Thursday, November 29, 2012

Share Buybacks and Business Fundamentals

When I select stocks, I consider a number of factors including valuation, financial condition, management quality, and attention to sustainability.  When assessing the management, I like to see a protecting the interests of existing shareholders by emphasizing per share measures, rather than just overall growth in the company's revenues or operating profits (which can come through acquisitions rather than inherent growth).  I particularly dislike large increases in the share base for acquisitions, as many acquisitions ultimately prove to be a poor use of capital.  Conversely, I like companies that repurchase their shares with excess cash generated by business operations--or with debt if  balance sheets are strong and the shares are exceptionally depressed in price.

But there are exceptions, and that is why one should use a variety of criteria when choosing a stock.  Share buybacks reduce the number of shares outstanding (and increase earnings per share) all else equal, but one must not lose track of the company's underlying business prospects.

A good example is Best Buy.  This once-dominant retailer of consumer electronics products has repurchased approximately 25% of its shares over the past five years.  That was probably a much better use of cash than if it had been used to expand its store base or acquire other companies.

During this time, however, technological changes have severely impaired the company's business prospects.  The stock is down 53% over the past year as earnings estimates for the latest quarter went from $.50 to an actual break-even quarter.  Cash generation (a crucial factor for stock selection) plummeted from $2.6 billion a year ago through nine months to only $81 million this year.  Since capital spending this year has been $522 million, the company has spent far more than it generated and indicates a severe weakening of its financial condition.
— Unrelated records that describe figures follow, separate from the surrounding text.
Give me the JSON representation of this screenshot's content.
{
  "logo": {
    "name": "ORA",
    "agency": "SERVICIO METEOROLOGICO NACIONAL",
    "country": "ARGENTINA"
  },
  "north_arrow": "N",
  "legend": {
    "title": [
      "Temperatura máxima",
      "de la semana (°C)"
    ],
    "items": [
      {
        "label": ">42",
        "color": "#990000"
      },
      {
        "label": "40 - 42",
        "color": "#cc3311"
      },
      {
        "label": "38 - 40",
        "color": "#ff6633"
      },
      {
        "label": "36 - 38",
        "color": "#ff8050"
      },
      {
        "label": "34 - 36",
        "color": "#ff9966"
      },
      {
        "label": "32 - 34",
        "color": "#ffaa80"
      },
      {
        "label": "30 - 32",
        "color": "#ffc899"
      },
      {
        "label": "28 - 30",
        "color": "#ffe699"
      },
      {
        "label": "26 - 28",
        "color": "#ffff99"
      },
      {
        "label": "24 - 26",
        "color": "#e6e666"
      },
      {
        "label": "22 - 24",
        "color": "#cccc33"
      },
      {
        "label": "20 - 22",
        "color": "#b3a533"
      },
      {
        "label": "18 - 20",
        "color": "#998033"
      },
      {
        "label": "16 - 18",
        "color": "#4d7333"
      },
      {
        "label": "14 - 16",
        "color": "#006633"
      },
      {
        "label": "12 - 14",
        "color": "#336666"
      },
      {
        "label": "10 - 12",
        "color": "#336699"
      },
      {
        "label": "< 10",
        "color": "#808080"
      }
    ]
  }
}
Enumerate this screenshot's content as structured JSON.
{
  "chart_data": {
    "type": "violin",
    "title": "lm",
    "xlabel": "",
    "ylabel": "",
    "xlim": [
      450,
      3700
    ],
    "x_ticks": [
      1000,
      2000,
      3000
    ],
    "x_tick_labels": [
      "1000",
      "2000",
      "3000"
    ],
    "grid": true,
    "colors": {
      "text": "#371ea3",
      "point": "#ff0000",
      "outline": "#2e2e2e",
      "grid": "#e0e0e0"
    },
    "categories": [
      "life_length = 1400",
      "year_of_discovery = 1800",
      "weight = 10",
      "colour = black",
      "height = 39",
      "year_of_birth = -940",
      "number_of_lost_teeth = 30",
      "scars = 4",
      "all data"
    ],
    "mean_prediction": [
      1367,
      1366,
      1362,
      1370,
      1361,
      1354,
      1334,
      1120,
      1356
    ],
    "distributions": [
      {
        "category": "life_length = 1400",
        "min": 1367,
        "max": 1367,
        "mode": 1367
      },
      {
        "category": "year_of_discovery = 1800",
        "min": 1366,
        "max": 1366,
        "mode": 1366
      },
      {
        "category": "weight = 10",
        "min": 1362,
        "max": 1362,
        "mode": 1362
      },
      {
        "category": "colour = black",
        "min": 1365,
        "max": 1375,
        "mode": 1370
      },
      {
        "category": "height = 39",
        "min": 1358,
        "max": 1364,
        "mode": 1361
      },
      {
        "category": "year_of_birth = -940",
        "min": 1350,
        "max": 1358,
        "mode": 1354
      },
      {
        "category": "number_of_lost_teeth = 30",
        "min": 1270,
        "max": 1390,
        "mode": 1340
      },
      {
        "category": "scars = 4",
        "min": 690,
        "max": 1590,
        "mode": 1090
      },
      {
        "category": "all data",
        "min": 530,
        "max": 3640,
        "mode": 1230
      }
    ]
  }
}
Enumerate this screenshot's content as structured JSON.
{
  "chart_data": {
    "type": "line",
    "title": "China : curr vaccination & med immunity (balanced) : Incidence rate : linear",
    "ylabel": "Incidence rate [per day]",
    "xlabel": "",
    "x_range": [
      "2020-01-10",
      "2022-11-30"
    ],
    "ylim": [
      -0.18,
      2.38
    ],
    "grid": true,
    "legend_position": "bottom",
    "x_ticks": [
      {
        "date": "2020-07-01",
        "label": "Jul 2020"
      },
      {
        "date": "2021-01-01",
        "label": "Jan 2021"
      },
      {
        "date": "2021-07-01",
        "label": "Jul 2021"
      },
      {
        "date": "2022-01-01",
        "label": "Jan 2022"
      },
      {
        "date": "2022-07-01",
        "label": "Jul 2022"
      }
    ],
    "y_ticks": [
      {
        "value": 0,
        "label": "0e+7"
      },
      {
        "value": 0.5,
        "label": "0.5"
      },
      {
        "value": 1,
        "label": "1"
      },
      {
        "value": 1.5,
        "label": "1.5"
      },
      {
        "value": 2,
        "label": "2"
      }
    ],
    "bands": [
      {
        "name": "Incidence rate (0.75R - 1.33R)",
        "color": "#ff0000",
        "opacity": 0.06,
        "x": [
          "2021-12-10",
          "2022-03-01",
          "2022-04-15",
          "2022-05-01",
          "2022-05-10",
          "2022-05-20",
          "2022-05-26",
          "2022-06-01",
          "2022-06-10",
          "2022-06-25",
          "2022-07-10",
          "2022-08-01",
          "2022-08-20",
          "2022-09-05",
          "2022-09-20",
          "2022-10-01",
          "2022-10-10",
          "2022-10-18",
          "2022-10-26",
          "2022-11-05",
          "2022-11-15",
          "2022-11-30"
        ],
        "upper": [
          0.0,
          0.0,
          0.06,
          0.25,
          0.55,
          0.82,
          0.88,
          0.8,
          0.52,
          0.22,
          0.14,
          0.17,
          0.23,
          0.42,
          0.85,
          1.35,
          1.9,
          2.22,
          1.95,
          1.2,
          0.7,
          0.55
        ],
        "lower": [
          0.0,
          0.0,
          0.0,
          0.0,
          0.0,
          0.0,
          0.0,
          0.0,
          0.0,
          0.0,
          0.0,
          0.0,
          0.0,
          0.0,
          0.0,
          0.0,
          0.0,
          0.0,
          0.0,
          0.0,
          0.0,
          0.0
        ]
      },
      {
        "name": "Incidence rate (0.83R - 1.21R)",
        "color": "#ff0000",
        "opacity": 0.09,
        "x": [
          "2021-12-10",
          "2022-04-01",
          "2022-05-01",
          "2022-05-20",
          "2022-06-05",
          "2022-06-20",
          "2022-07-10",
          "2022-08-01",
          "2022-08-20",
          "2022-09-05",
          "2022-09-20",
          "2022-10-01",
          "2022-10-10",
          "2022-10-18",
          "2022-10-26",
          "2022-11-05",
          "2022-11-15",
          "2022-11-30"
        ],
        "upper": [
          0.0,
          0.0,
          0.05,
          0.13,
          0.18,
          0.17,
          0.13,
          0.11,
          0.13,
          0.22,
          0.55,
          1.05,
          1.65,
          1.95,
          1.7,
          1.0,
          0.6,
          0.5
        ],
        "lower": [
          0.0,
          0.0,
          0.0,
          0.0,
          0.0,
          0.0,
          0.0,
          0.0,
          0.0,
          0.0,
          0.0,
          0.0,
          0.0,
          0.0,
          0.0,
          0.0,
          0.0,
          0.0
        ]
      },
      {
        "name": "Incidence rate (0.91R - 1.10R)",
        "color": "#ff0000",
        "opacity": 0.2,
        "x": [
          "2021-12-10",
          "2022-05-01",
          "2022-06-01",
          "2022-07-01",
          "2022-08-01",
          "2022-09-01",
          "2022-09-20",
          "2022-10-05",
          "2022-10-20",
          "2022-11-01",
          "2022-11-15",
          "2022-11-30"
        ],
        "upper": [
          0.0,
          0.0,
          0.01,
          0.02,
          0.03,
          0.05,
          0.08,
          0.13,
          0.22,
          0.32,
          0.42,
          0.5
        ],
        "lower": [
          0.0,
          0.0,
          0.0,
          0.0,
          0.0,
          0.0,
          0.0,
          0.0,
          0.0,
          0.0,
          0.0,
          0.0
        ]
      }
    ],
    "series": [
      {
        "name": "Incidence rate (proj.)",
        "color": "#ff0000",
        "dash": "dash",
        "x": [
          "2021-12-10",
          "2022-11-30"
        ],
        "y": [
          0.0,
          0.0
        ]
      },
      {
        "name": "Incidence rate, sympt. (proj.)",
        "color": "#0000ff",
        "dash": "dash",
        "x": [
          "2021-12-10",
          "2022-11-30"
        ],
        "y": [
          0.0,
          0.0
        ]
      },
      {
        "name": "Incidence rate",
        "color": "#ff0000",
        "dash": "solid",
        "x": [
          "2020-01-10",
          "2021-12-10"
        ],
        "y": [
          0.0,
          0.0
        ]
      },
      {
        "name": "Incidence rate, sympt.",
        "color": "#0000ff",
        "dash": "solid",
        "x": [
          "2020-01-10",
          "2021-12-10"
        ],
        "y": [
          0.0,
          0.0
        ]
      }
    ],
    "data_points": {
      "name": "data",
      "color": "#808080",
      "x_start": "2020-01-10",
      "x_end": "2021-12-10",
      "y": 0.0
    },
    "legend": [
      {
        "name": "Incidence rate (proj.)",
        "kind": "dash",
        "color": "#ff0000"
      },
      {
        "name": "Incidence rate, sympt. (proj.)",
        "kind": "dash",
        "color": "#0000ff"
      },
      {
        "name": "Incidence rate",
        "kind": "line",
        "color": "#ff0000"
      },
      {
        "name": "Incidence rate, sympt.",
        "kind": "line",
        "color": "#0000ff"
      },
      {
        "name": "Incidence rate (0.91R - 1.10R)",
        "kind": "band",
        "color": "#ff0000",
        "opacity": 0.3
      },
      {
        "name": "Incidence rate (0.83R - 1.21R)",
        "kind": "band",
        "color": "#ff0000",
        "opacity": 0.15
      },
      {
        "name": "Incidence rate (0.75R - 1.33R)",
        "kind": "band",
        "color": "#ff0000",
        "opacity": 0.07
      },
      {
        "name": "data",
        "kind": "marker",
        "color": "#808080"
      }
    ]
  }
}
The remarkable deterioration at Best Buy is reflected in a depressed valuation.  It's p/e ratio on this year's earnings estimates is only 5.  I like out-of-favor value stocks where management shrinks the share base, but the alarming deterioration in the fundamentals and finances at Best Buy mean that investors should shop elsewhere.

Steve Lehman

BBY:  $13

An Utterly Indefensible Federal Program

I am not a reflexive critic of government spending, as I believe that government has an important role in society.  But in this era of constrained financial capabilities and the need to cut spending, recent events reveal one program that makes no sense--and is a huge financial risk for taxpayers.  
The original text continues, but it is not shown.